How did the world become rich?

yousef
economy
yousef2 March 2024Last Update : 2 months ago
How did the world become rich?

Why are some countries rich and others poor? Why is the world richer than it was in the past? These are arguably some of the most important questions in economics and policy making in general.

– If we really knew the answer, we could benefit from this information and develop policies capable of enriching the world, thus eradicating poverty, and solving most of the modern problems facing the world.

– In their book “How Did the World Get Rich?” Mark Koyama and Jared Rubin dive into several theories about why modern economic growth occurs.

Koyama and Rubin show that the past can provide a guide for countries to escape poverty. It is true that there are some basic requirements that all successful economies seem to have, but there is also no silver bullet.
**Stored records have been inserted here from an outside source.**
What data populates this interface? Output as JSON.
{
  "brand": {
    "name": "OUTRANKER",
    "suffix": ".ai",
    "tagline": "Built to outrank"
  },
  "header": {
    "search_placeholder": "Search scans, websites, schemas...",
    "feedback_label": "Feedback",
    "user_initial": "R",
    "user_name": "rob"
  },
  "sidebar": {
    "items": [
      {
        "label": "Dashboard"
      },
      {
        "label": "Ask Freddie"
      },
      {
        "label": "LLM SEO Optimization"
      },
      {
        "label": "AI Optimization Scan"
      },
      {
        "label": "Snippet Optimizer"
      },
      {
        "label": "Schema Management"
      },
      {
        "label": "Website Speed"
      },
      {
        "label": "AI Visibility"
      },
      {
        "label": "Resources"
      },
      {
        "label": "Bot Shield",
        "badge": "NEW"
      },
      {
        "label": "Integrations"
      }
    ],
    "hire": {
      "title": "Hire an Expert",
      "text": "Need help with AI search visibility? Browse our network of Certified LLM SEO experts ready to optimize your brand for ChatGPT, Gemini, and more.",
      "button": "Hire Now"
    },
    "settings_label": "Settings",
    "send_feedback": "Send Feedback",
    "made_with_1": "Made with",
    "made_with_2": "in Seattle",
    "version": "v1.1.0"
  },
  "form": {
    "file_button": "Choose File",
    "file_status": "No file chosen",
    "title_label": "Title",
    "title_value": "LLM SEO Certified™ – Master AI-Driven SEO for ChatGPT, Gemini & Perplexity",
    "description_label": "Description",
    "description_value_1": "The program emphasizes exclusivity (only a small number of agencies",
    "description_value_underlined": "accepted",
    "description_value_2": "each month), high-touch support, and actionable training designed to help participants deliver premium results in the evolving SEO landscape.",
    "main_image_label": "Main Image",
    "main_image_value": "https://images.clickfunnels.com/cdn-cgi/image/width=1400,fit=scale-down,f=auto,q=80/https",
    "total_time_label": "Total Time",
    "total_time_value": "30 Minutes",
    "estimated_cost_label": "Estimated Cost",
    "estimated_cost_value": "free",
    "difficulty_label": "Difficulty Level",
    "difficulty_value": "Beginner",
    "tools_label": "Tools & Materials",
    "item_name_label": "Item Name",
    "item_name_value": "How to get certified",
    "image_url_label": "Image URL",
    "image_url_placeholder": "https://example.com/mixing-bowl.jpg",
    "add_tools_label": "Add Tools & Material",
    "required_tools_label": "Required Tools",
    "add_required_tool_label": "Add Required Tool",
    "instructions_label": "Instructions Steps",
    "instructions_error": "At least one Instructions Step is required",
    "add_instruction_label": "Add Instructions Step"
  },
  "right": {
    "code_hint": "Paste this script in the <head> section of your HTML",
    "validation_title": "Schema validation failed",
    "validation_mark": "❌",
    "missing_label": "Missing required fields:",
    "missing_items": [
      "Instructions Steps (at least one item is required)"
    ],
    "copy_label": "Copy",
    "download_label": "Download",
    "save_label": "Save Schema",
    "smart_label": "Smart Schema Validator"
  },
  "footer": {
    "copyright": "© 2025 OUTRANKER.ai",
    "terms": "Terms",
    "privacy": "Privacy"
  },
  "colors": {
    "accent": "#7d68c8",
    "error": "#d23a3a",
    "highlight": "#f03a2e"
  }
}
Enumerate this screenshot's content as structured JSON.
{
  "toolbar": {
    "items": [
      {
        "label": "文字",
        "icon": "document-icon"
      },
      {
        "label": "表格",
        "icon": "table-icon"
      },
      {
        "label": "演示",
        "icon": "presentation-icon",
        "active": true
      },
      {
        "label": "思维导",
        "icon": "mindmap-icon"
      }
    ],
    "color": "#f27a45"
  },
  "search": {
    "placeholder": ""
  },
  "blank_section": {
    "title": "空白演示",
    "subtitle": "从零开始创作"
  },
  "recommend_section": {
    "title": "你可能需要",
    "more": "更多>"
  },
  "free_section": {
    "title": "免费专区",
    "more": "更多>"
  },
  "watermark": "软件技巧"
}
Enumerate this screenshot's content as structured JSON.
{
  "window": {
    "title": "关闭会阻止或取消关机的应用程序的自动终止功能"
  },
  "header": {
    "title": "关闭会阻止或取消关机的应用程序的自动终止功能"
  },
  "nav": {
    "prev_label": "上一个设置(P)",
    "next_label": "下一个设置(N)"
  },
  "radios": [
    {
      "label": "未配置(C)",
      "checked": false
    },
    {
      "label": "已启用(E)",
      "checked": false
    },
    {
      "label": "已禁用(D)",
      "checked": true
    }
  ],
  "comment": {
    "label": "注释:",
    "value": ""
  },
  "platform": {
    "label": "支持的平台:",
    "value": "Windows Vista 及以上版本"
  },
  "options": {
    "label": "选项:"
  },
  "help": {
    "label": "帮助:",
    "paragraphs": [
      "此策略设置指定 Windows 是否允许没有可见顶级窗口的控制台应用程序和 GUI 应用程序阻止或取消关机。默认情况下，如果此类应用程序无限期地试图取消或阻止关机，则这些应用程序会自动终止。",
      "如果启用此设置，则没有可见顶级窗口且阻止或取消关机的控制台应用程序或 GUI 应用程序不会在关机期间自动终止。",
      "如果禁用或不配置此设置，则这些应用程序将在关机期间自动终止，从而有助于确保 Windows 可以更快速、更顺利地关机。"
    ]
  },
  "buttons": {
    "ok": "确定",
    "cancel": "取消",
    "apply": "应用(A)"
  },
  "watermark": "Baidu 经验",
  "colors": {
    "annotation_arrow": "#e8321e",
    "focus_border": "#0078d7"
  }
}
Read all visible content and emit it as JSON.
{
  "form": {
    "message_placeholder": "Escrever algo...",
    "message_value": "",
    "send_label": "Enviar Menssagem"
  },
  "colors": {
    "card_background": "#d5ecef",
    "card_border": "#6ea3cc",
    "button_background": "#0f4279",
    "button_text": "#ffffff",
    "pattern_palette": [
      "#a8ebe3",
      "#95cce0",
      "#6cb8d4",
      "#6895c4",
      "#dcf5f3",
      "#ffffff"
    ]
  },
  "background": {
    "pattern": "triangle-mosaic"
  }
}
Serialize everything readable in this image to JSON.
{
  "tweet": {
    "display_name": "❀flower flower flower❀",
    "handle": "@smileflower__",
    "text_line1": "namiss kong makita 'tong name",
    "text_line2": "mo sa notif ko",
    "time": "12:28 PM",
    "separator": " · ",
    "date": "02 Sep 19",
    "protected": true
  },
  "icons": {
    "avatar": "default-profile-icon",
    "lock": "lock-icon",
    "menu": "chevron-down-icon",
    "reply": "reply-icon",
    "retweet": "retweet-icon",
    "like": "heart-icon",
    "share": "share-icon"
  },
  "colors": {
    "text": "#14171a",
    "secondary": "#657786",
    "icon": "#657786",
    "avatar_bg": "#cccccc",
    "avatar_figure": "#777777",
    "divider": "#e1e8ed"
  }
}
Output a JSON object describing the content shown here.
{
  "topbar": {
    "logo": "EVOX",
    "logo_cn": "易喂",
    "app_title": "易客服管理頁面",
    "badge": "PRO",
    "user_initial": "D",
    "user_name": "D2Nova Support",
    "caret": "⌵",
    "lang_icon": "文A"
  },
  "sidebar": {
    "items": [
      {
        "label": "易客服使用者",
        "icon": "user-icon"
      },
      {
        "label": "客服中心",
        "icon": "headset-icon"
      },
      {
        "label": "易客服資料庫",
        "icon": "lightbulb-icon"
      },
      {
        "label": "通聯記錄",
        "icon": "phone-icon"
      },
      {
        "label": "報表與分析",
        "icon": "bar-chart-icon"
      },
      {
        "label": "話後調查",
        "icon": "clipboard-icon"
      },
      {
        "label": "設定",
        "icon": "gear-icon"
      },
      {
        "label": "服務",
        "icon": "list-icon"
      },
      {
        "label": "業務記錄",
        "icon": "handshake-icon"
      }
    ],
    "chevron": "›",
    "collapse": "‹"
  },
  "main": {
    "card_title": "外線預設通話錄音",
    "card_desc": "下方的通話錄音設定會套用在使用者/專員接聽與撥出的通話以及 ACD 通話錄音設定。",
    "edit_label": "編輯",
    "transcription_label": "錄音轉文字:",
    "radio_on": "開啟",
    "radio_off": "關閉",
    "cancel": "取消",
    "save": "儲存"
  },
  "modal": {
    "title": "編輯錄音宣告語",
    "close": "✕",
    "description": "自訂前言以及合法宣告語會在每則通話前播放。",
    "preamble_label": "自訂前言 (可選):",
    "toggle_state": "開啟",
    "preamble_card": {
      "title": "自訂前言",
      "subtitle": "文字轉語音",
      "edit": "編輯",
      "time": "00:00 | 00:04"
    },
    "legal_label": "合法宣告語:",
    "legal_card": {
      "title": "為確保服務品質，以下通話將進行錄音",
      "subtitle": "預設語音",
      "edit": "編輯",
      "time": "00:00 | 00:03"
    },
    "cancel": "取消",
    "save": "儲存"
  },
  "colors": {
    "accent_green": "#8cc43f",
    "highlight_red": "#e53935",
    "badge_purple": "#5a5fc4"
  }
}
– Any researcher who studies economic history and wishes to conduct an updated survey of the literature on economic growth and the wealth of nations will find reading this book useful to become acquainted with the recent research included in the long and comprehensive reference list.

The book is a wide-ranging but remarkably thorough survey of enrichment, the emergence of modern, prosperous economies that provide us with a material standard of living of which our ancestors could not have dreamed.

This thoughtful approach to the book, its elegant and crystal clear style, and the authors’ impressive knowledge of the literature, make this book ideal for teaching advanced courses on global economic history to economics students.

It is particularly impressive to see a book that pays explicit attention to institutions and culture, two topics that were until not long ago taboo in the field of economics but now seem to play increasingly pivotal roles.

The book contains entire chapters on each, and although the discussion is not naturally exhaustive, the authors do an excellent job of summarizing some of the best work in these areas.

The only issue on which the book takes a relatively strong position is that of European imperialism, the importance of slavery and the slave trade to the Industrial Revolution, and the origins of Western technological leadership (Chapter 6).

In recent years, the New History of Capitalism, in its zeal to blame the West and capitalism for all of the world’s ills, has claimed that the West became rich largely at the expense of Africans and Asians whom Europeans mercilessly enslaved and sold.

-As more sophisticated studies and economic culture have shown, the famous thesis of Eric Williams and recent supporters that the Industrial Revolution somehow depended on European imperialism and the transatlantic slave trade cannot be seriously defended.

Koyama and Rubin plausibly assert that without institutional support for technological progress, law and limits on executive power, and without a relatively inclusive society, no amount of colonization and oppression of non-Europeans would have led to modern economic growth.

The view that economists have brought to this literature is that economic growth is essentially a positive-sum game: at the global level, the economic success achieved by the West has not, on average, impoverished the rest of the world.

– And in the long run, it has made the entire world richer than before – but not as rich as Europe and its offshoots (with some major exceptions such as Japan and Singapore).

But if there is anything causal here, it is not that imperialism caused the Industrial Revolution; on the contrary, what made Western imperialism possible above all was better technology.

– Where the book really shines is in pointing out why the great enrichment was relatively late and why the pre-1750 world – with few exceptions – remained poor.

The authors mentioned three main factors that hampered economies:

First, before 1750, population growth in many cases wiped out the fruits of productivity growth, as it did.

Second: Not only did institutions of all kinds plunder the wealth of the few places that were economically successful, but they also extinguished the flame of creativity and investment incentives.

Finally: opportunities for sustainable technological progress remained very limited, until institutions were created to control and govern the accumulation and dissemination of useful knowledge.